Melodi lelah terus-terusan begini. Dia benar-benar butuh tidur, tapi ayahnya malah mengusirnya. Oke, Melodi akan pergi. Gadis itu mengambil tasnya yang masih di lantai kemudian pergi dari hadapan ayahnya. Masih dengan baju kerjanya, Melodi memeluk tubuhnya sendiri yang terkena angin. Malam ini sangat dingin.
Tidak ada pilihan lain, Melodi akan ke rumah Sera. Melodi harus bergegas karena ia tak punya ponsel untuk menghubungi Sera. Dia harus pergi ke sana cepat, semoga saja Sera belum tidur.
Melodi terpaksa harus naik ojek, uangnya berkurang lagi. Tidak mungkin juga dia menunggu angkot atau bus. Bisa-bisa sampai larut malam dia baru sampai ke rumah Sera.
*****
"Pak, Pak satpam!" Satpam rumah Sera kaget, dia sampai mengarahkan tongkatnya ke segala arah. Untung Melodi sedikit jauh.
"Eh Neng Melodi. Masuk Neng."
Lampu rumah Sera masih menyala. Mungkin Melodi masih bisa masuk ke kamar Sera.
"Pak, saya minta tolong ya. Bisa telepon ke kamar Sera kalau saya mau menginap di sini?"
"Siap Neng."
Setelah menunggu beberapa saat, pak satpam keluar dari pos. Dia terlihat senang. "Kata Non Sera, Neng Melodi langsung masuk ke kamar saja."
"Makasih ya Pak."
Melodi melongok ke dalam rumah, sepi. Kemudian dia menaiki tangga menuju kamar Sera.
"Ser, ini gue Medi." Panggil Melodi sambil mengetuk pintu pelan.
Pintu terbuka, Sera kelihatannya juga belum mengantuk. "Sini Med, masuk. Biasa ya kamar gue berantakan."
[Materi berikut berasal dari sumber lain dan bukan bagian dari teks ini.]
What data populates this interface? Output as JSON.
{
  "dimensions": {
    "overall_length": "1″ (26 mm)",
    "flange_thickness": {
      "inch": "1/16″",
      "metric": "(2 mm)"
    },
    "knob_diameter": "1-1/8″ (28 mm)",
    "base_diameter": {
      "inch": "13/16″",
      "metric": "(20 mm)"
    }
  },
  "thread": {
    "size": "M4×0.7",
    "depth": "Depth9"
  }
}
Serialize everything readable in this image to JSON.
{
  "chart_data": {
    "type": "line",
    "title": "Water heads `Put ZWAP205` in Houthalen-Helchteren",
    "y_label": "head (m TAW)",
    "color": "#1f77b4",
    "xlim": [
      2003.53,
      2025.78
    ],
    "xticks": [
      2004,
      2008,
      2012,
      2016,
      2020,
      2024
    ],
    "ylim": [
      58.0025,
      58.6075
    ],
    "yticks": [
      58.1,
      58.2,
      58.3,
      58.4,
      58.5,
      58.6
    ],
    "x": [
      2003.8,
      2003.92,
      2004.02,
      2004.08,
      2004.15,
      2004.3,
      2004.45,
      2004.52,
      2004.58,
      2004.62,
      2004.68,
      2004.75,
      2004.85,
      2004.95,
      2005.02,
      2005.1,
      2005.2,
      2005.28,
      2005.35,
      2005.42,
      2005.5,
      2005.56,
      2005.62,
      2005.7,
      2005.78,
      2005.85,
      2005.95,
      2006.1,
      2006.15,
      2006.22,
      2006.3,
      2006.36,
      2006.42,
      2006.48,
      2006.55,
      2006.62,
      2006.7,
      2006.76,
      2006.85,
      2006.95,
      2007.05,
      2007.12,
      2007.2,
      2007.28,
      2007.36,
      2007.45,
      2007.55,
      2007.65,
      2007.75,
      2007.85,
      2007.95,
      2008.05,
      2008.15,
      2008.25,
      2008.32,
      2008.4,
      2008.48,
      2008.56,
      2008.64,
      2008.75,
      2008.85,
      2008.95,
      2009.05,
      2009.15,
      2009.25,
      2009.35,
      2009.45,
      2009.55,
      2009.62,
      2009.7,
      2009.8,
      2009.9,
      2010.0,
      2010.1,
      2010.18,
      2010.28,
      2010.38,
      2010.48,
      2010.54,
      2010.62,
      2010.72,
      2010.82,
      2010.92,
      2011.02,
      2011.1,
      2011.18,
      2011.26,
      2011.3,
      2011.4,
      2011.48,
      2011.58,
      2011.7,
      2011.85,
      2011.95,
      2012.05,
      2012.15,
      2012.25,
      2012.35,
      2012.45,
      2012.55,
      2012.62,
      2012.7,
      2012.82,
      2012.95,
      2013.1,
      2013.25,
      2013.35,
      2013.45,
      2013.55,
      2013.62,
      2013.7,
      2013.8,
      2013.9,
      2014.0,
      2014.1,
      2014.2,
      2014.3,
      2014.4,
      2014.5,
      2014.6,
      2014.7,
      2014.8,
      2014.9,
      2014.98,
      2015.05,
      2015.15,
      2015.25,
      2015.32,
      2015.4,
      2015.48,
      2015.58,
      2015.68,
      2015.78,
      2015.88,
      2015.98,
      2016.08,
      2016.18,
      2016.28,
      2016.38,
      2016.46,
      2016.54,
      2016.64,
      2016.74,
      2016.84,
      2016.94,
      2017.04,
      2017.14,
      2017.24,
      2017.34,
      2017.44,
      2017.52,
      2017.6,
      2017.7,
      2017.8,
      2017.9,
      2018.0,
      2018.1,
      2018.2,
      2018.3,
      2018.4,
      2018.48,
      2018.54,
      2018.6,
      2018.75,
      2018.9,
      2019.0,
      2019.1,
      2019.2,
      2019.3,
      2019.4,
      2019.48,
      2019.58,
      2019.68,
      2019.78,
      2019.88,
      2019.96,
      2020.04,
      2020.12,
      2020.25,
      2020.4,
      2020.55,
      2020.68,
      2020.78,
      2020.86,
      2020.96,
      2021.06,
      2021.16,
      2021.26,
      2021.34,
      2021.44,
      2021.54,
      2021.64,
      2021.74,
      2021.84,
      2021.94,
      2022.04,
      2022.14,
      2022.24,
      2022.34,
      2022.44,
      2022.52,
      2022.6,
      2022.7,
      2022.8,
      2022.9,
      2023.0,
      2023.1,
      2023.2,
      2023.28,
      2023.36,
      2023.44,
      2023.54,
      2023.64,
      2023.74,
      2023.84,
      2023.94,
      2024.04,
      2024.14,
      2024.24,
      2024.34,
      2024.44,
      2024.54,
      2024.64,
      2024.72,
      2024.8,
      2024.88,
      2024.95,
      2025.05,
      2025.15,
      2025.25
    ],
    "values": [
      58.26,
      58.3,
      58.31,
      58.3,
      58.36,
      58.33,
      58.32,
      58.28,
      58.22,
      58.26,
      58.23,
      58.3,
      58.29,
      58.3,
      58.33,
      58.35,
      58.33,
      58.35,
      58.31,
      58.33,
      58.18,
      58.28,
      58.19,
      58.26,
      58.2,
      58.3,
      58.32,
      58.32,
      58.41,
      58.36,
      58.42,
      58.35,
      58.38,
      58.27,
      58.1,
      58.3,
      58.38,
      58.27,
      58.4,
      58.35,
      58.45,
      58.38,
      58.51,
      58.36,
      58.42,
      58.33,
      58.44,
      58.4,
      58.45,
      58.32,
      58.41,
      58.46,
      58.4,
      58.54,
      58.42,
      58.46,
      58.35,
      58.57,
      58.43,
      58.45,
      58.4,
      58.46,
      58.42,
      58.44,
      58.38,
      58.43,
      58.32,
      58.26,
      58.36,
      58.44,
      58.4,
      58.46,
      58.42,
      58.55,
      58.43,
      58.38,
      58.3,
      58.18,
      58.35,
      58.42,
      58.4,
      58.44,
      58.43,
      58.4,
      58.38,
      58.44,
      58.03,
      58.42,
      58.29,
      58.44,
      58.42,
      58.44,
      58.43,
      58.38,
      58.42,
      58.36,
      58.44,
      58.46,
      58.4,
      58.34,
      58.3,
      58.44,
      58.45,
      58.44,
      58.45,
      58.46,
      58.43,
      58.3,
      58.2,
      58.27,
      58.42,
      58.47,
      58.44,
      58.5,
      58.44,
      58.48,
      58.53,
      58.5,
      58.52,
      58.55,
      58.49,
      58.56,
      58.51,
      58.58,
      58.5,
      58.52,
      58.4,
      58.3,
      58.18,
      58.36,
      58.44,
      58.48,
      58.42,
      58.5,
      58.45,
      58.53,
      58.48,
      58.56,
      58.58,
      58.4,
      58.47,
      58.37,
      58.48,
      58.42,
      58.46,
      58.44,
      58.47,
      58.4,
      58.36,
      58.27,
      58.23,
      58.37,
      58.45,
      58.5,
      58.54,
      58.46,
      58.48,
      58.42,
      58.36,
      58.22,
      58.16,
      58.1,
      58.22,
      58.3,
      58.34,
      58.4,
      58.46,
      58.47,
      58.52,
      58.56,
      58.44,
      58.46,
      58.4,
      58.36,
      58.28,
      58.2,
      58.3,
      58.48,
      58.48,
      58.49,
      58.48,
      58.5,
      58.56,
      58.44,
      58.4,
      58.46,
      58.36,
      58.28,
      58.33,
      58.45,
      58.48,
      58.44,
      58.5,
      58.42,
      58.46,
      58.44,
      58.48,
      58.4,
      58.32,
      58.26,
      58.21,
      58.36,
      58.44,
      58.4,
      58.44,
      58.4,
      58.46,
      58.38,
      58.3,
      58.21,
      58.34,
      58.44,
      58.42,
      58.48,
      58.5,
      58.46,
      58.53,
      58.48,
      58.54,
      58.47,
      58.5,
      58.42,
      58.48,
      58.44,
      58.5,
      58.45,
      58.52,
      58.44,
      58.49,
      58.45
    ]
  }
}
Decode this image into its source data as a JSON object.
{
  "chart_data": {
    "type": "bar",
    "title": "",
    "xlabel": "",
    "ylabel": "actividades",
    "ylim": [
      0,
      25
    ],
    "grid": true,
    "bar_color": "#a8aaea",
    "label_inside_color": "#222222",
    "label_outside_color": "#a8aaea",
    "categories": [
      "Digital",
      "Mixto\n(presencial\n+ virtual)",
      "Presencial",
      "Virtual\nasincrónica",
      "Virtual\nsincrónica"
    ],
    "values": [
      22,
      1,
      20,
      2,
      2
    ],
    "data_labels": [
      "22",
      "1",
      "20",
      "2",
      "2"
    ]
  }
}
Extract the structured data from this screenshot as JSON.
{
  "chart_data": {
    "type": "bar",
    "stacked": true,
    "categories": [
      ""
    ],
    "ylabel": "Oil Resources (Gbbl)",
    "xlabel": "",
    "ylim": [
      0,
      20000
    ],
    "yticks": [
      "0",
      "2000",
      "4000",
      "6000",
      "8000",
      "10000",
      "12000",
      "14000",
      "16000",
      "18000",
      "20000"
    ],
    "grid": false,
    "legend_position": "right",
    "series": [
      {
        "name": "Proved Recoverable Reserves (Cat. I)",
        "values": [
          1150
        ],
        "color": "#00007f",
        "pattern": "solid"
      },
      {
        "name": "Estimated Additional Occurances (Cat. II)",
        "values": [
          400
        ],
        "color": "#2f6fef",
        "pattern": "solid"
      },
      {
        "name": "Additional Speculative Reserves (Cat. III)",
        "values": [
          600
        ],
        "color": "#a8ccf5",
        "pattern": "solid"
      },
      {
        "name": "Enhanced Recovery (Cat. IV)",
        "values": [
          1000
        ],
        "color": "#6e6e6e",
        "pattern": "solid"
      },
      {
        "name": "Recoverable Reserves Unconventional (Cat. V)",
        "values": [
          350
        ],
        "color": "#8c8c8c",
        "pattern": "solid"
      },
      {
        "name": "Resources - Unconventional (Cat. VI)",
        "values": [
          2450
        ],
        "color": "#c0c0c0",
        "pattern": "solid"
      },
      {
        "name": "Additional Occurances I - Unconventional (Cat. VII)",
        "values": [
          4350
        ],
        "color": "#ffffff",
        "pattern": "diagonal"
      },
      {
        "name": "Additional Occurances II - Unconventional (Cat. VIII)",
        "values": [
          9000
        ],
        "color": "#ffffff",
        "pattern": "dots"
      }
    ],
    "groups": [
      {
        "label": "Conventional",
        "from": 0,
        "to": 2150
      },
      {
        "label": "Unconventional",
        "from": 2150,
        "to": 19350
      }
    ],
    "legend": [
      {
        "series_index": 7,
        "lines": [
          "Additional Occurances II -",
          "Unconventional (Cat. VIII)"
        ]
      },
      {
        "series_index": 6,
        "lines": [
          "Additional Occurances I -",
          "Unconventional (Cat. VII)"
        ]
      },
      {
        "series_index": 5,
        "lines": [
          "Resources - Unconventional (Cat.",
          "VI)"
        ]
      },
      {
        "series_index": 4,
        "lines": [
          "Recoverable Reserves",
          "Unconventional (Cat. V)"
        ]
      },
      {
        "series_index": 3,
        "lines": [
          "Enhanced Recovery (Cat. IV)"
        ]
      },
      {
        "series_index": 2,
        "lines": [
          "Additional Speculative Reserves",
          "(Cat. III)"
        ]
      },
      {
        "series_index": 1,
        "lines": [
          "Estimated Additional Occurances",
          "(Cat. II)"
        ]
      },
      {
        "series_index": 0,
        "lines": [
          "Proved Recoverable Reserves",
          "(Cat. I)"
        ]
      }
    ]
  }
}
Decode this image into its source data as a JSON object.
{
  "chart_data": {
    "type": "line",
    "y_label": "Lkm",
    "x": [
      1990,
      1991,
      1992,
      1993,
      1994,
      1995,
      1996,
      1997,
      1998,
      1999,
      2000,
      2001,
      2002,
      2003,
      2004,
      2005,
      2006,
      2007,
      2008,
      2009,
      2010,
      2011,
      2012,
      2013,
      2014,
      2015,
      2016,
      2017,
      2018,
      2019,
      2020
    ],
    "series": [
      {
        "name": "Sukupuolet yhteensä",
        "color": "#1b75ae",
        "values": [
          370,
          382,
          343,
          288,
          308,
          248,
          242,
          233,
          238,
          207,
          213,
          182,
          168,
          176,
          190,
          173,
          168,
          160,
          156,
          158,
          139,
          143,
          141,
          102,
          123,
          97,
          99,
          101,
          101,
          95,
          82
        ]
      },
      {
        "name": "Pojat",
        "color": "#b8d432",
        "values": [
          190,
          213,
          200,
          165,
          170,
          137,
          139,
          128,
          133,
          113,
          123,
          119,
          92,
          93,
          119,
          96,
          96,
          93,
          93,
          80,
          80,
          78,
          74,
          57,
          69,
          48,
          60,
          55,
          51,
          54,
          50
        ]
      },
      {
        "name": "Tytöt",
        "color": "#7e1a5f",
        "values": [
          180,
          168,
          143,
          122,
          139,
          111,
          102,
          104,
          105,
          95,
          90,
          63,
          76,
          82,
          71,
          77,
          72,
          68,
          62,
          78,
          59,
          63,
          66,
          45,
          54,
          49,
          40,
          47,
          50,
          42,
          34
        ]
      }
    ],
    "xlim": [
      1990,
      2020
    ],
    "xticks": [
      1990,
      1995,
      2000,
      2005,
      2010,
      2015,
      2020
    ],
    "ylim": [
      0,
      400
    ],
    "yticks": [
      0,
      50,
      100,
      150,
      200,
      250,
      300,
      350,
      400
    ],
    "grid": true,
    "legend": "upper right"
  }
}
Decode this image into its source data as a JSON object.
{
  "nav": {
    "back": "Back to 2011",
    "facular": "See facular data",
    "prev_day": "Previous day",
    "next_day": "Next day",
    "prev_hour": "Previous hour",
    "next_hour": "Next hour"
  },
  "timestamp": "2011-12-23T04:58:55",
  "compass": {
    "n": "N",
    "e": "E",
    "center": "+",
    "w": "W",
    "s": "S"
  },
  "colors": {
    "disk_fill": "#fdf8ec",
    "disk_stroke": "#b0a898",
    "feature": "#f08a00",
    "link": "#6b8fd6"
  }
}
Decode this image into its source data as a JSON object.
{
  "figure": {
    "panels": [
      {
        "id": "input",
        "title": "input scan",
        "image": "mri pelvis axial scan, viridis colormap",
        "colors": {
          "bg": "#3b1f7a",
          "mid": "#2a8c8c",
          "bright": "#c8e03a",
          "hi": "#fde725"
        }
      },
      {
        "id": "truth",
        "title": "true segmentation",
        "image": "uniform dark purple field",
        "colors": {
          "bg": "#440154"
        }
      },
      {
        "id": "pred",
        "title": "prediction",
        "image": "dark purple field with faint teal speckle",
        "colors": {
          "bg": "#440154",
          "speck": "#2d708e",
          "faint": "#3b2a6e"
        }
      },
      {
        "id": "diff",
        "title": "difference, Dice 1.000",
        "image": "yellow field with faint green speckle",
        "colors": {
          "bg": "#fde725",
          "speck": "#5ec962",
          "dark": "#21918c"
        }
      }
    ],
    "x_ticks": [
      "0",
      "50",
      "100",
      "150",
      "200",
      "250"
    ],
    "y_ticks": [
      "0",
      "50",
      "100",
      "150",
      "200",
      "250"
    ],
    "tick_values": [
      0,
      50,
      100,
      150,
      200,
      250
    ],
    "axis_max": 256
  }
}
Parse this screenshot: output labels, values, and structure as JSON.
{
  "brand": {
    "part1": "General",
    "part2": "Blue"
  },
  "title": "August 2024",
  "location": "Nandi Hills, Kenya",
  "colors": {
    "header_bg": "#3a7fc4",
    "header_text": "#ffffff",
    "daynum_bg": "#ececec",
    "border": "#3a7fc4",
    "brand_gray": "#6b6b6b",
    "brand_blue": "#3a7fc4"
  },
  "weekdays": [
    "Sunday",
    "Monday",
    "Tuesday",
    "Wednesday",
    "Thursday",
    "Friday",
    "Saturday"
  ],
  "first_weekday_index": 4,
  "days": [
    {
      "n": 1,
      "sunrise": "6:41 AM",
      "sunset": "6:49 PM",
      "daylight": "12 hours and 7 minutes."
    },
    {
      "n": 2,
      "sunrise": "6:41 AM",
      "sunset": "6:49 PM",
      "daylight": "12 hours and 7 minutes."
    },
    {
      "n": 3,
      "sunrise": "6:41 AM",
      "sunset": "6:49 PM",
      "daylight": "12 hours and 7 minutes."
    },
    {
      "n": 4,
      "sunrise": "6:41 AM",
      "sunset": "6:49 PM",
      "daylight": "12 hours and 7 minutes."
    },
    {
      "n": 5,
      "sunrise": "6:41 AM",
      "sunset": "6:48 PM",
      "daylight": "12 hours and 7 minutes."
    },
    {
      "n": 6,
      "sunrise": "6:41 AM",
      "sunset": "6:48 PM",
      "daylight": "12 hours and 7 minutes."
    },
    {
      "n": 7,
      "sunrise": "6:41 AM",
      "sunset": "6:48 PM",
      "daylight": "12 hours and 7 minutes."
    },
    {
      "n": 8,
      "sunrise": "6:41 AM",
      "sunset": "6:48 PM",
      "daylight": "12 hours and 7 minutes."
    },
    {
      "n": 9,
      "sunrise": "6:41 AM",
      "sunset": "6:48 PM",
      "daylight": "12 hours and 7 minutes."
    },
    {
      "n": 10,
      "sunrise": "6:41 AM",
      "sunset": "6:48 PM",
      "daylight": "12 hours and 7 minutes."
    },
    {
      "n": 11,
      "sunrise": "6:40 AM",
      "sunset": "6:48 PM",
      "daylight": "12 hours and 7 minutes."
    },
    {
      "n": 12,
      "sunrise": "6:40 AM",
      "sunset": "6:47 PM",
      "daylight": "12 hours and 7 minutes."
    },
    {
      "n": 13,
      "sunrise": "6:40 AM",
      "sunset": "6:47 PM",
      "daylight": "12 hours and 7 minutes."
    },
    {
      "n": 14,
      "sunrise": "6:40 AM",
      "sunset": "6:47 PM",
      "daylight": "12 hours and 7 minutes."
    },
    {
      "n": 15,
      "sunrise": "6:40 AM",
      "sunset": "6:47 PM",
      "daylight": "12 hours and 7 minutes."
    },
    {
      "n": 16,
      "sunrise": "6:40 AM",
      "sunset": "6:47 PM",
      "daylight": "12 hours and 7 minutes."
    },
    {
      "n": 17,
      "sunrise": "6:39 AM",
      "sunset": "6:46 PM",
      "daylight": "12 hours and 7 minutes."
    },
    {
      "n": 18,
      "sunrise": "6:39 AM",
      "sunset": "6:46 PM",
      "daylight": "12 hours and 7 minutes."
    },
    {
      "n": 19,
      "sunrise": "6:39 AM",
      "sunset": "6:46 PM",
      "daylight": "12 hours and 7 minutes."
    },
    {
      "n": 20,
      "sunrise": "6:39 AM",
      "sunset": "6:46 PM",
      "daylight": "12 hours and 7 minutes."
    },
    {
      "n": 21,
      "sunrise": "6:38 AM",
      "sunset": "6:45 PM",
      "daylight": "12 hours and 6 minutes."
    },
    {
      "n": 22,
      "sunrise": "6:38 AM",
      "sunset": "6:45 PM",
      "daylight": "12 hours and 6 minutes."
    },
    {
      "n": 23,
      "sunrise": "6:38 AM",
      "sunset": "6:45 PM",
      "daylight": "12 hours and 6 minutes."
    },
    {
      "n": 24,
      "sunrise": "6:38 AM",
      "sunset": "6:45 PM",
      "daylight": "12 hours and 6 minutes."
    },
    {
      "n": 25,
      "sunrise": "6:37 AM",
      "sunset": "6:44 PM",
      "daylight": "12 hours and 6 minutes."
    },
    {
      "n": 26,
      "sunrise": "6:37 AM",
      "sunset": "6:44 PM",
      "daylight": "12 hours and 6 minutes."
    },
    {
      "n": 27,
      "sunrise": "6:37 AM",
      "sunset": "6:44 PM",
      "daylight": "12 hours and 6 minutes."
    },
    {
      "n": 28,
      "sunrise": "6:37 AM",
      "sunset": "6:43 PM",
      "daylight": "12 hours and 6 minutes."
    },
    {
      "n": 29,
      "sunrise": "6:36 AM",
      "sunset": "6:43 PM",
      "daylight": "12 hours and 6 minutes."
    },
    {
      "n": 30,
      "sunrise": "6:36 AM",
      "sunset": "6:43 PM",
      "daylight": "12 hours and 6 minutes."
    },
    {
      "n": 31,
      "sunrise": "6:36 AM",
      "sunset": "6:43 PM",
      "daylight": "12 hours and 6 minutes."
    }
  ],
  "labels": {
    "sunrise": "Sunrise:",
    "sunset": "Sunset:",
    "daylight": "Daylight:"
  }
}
Kamar Sera masih sama seperti Melodi pertama kali ke sini. Di tembok, banyak poster band rock terkenal dari berbagai negara. Juga beragam koleksi gitar listrik Sera di pasang rapi di tembok.
Melodi duduk di pinggiran kasur. "Gue nginep ya Ser, Ayah gue ngamuk lagi."
"Kapan pun lo mau ke sini, datang aja. Gue enjoy ada temen." Melody tersenyum, Sera paling mengerti dirinya.
"Eh Med, konser yuk?"
Alis Melody terangkat, "Ini udah malem lho Ser."
"Lo lupa kamar gue kedap suara dari luar?"
Melodi segera mengambil mic dan Serenata mengambil gitarnya, kali ini gitar akustik. Dan selanjutnya mereka menghabiskan menghabiskan malam dengan hura-hura di atas kasur.
Mungkin, ada waktunya Melodi butuh hiburan seperti ini. Hatinya juga perlu sembuh.